From the July 14 edition of CNN's Live Today:
KAGAN: There you have the husband, former Ambassador Joe Wilson. Before that, Valerie Plame, the other plaintiff in this lawsuit, the former CIA officer, talking about how she would rather be a public servant at this time rather than a plaintiff in a lawsuit. And then the former ambassador going back and retracting this trip to Niger in 2003 that really is the crux of what this controversy grew out of. I want to go ahead and bring back in John King and talk about that trip a little bit. One thing in contention here is, who decided Joe Wilson goes to Niger? There are the allegations that it was Valerie Plame as a CIA officer who said, "We should send my husband." They say that that's not true, however.
KING: Well, Daryn, this is one of the key contentions and it will be a key contention not only if this suit goes forward, but it is a key contention in a court of law right now: the federal trial of the former vice presidential chief of staff, Scooter Libby. And among the exhibits in the trial the prosecutor put in, that column Joe Wilson just mentioned with some scribbles by Vice President Cheney asking, who sent him? Did his wife send him? Was this a junket? The vice president asking those questions of his chief of staff, Scooter Libby. It is an open question.
But what the White House says happened -- you heard Ambassador Wilson say that this was a deliberate effort to punish and discredit his wife. What Scooter Libby has said in the hearings before his trial is that, no, they were trying to discredit what Joe Wilson said, take issue with some things they say were factual and that his wife came up almost as an afterthought when they were dealing with that point, who sent Joe Wilson.
Joe Wilson did say in one television interview, and he intimated in some others, that the vice president had sent him to Niger. What the White House is saying, that it was responding saying, no, he didn't. That the vice president had nothing to do with that trip, that he asked the CIA, is there any more information about uranium and can we check this out a little bit more? Can we find out more about this? And the CIA decided to send Joe Wilson. His wife was involved in that at some level, some officials say. Others say she came into the process very late. That is a debating point, Daryn.
KAGAN: Well, the Senate Intelligence Commission investigation said that she sent him.
KING: Yes, the Senate Intelligence Committee said that she sent him. And what Ambassador Wilson and his wife said is the intelligence committee investigation was led by Republicans, and that if you go into the CIA it's more complicated than that, that at some point she was brought into the loop and said, "Well, he knows the territory, he certainly could be helpful there." So if this goes forward, this is one of the issues that will be in this civil trial that they have filed and also in the criminal trial of Scooter Libby. This is one of the issues. Although one of the reasons many people think this suit is being filed now is because the judge has narrowed the focus in the Scooter Libby trial, and that many of the issues Ambassador Wilson would like explored in that trial, would like put on to the public record, will not be because Scooter Libby is not charged with leaking Valerie Wilson's name. He's charged with lying to investigators and lying to the grand jury.

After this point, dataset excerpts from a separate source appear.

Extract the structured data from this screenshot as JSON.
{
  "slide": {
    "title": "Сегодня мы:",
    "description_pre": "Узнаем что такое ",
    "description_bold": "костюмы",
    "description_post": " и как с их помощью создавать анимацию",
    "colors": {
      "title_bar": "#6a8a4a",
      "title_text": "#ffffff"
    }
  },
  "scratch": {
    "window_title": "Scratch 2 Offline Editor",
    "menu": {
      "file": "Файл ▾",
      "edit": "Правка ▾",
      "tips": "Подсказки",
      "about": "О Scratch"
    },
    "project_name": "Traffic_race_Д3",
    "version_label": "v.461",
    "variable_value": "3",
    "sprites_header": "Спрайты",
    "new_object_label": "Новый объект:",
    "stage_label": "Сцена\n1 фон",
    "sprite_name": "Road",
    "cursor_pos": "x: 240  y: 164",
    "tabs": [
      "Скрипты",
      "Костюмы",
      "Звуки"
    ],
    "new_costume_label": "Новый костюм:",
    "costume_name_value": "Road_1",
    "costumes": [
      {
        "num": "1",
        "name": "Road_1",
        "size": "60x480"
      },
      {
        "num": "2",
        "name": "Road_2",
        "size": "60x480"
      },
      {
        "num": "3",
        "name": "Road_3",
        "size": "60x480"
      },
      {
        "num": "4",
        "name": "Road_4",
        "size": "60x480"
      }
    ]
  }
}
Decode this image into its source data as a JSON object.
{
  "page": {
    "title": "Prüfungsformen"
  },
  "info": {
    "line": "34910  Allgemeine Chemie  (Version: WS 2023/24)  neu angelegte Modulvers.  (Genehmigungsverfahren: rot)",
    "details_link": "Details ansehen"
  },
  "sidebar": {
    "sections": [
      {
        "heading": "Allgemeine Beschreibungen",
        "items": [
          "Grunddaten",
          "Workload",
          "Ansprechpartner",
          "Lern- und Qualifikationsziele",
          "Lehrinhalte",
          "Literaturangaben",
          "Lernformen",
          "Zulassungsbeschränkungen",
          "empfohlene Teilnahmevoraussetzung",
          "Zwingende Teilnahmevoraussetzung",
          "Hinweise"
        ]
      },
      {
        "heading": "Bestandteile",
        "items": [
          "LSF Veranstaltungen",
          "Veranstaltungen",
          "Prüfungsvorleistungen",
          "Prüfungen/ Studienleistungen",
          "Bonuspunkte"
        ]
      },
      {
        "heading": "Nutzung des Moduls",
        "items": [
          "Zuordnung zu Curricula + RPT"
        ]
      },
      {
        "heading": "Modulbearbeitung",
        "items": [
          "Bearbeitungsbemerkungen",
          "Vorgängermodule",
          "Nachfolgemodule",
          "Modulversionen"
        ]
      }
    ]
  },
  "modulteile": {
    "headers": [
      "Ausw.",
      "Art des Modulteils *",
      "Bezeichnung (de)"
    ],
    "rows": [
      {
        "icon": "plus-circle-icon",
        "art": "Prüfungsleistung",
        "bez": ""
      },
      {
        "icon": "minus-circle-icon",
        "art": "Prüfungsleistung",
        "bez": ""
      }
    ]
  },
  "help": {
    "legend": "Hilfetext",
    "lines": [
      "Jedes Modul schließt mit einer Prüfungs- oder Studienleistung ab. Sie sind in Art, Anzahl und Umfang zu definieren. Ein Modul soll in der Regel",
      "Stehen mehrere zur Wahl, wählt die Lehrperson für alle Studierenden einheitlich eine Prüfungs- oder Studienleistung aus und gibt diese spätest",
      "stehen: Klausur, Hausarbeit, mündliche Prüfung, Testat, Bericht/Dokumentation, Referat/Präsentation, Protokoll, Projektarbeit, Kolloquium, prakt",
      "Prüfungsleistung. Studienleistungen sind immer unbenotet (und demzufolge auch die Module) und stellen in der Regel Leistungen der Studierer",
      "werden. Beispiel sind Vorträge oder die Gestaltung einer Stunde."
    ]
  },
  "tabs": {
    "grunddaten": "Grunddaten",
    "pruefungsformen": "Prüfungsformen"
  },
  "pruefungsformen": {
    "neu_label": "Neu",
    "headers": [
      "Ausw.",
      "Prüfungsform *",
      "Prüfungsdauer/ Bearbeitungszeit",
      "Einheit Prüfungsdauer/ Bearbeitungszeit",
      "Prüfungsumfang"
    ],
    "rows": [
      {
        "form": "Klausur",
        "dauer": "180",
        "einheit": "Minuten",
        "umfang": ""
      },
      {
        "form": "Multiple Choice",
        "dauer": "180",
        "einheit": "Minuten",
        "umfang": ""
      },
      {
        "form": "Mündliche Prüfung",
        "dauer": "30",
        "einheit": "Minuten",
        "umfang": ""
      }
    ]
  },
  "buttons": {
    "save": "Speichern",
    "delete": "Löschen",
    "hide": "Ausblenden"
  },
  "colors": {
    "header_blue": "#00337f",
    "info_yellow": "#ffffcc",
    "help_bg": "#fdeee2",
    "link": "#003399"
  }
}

Karl Rove was not charged in this case because the source of the original column, Bob Novak, says that Karl Rove was not his number-one source. So the trial has not gone, if you will, to this open-ended process to tell this whole story over and over again. And many think that's one of the reasons Ambassador Wilson and his wife wanted to file this suit, because there are questions they want addressed that will simply not be answered in Scooter Libby's trial.
KAGAN: John King in Washington. John, thank you.